No, just that I’ve been busy and it’s been a long time since I’ve thought about things 1st century. I like reading my NT for political wranglings between factions of the church (e.g. James’s Jerusalem vs Paul’s Antioch), and Paul’s actions often represent highly diplomatic efforts to ensure that he gets to do what he wants—that is, what the Spirit leads him to do separate from and against and sometimes with what the Spirit leads others to do.

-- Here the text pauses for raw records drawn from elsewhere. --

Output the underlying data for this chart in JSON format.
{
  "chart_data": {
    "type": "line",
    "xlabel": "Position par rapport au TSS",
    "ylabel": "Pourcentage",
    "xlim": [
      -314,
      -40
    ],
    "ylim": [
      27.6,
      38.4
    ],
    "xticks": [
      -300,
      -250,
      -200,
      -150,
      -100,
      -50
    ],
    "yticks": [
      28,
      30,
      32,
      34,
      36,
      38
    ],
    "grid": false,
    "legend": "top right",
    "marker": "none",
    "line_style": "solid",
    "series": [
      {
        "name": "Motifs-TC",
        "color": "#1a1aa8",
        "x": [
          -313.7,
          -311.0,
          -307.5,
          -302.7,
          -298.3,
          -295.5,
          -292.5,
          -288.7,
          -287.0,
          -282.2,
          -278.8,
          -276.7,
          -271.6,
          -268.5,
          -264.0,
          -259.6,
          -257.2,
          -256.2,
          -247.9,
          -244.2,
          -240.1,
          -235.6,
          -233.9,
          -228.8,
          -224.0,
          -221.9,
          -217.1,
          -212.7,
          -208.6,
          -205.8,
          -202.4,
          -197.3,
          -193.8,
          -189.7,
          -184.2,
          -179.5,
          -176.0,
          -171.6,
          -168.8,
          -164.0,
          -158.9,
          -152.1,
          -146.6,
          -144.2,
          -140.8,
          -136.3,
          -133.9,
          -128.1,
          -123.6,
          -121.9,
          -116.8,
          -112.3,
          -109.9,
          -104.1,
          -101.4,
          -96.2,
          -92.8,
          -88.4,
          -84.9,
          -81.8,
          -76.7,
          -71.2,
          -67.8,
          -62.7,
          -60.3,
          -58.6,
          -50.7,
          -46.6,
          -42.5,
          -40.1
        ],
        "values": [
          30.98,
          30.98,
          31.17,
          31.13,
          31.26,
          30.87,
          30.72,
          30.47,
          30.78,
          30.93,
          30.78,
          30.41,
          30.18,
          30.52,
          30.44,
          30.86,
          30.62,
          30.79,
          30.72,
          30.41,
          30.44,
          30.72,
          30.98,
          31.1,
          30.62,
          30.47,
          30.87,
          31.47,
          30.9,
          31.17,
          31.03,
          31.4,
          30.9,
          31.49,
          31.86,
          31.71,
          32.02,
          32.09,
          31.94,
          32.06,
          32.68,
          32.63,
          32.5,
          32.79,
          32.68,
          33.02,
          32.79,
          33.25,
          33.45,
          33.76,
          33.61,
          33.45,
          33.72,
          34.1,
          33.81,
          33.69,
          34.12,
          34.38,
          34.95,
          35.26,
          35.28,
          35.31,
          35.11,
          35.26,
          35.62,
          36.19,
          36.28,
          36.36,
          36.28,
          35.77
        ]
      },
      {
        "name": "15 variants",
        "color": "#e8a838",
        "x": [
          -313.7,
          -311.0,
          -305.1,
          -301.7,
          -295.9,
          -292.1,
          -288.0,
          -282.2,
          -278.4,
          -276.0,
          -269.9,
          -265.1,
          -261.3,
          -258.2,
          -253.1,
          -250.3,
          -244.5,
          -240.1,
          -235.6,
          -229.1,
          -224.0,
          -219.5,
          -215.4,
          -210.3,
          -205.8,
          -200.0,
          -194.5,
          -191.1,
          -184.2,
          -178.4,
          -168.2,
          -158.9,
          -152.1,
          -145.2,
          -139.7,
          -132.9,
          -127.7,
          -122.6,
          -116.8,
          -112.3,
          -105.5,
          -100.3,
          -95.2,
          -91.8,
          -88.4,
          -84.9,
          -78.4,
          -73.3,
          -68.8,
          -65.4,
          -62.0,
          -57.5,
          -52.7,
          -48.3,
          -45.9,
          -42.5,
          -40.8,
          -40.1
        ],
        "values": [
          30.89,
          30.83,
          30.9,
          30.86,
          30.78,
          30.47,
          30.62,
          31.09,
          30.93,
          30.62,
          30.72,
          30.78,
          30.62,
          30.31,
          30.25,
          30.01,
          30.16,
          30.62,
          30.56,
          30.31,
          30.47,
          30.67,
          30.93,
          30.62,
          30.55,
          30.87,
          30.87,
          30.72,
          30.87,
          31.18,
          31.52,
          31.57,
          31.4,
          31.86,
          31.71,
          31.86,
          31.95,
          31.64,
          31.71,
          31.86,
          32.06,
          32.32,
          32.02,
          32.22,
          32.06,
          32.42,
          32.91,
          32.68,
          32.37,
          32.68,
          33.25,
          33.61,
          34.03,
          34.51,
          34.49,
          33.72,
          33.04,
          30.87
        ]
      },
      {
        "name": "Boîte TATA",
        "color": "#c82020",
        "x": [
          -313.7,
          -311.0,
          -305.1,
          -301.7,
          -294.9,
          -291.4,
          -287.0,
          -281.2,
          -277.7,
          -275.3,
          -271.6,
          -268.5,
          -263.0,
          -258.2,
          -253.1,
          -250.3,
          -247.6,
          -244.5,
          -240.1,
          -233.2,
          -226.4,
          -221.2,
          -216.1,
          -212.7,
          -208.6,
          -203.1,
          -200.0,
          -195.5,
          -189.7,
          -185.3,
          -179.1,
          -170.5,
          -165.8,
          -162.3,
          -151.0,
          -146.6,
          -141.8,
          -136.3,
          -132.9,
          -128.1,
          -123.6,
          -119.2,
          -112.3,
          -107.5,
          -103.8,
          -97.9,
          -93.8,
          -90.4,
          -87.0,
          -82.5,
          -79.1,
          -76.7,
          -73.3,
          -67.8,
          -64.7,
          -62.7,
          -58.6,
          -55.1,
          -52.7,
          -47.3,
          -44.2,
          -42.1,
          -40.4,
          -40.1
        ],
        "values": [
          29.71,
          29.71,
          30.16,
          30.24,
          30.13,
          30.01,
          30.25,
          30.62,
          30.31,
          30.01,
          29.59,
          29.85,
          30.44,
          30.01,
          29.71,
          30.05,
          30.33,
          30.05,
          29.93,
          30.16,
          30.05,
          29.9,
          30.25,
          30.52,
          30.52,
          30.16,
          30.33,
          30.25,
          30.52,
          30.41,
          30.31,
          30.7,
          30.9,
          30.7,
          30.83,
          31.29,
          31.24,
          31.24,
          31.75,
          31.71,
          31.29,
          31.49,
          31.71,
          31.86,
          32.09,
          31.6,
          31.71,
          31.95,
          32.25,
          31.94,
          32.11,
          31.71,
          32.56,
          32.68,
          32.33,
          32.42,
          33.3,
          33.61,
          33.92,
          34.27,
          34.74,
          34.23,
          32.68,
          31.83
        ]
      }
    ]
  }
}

I haven’t commented yet, because I’ve been trying to distill my wide ranging, disoriented thoughts on these big issues. I don’t know if I’ve done it yet.

First, if the euphamism idea prevails, then I believe the council’s missive is radically more applicable to us. It’s not a historic tidbit of insight into an ancient controversy but it would force us to evaluate everything, all the time, for hints of idolatry. I think that’s probably a good idea.

Second, the RCC idea of a continuous legacy of active, Spirit-led authority within the Church’s leadership is compelling to me. If this were just the first council among many in history with the power to bind and direct the church, as they believe, then the rest of us need to be more attentive. Now in my thinking, I wonder if we are not driven to the implication that the RCC is either all right or all wrong, in almost all respects? If the linear, councillor authority held up, they might just be.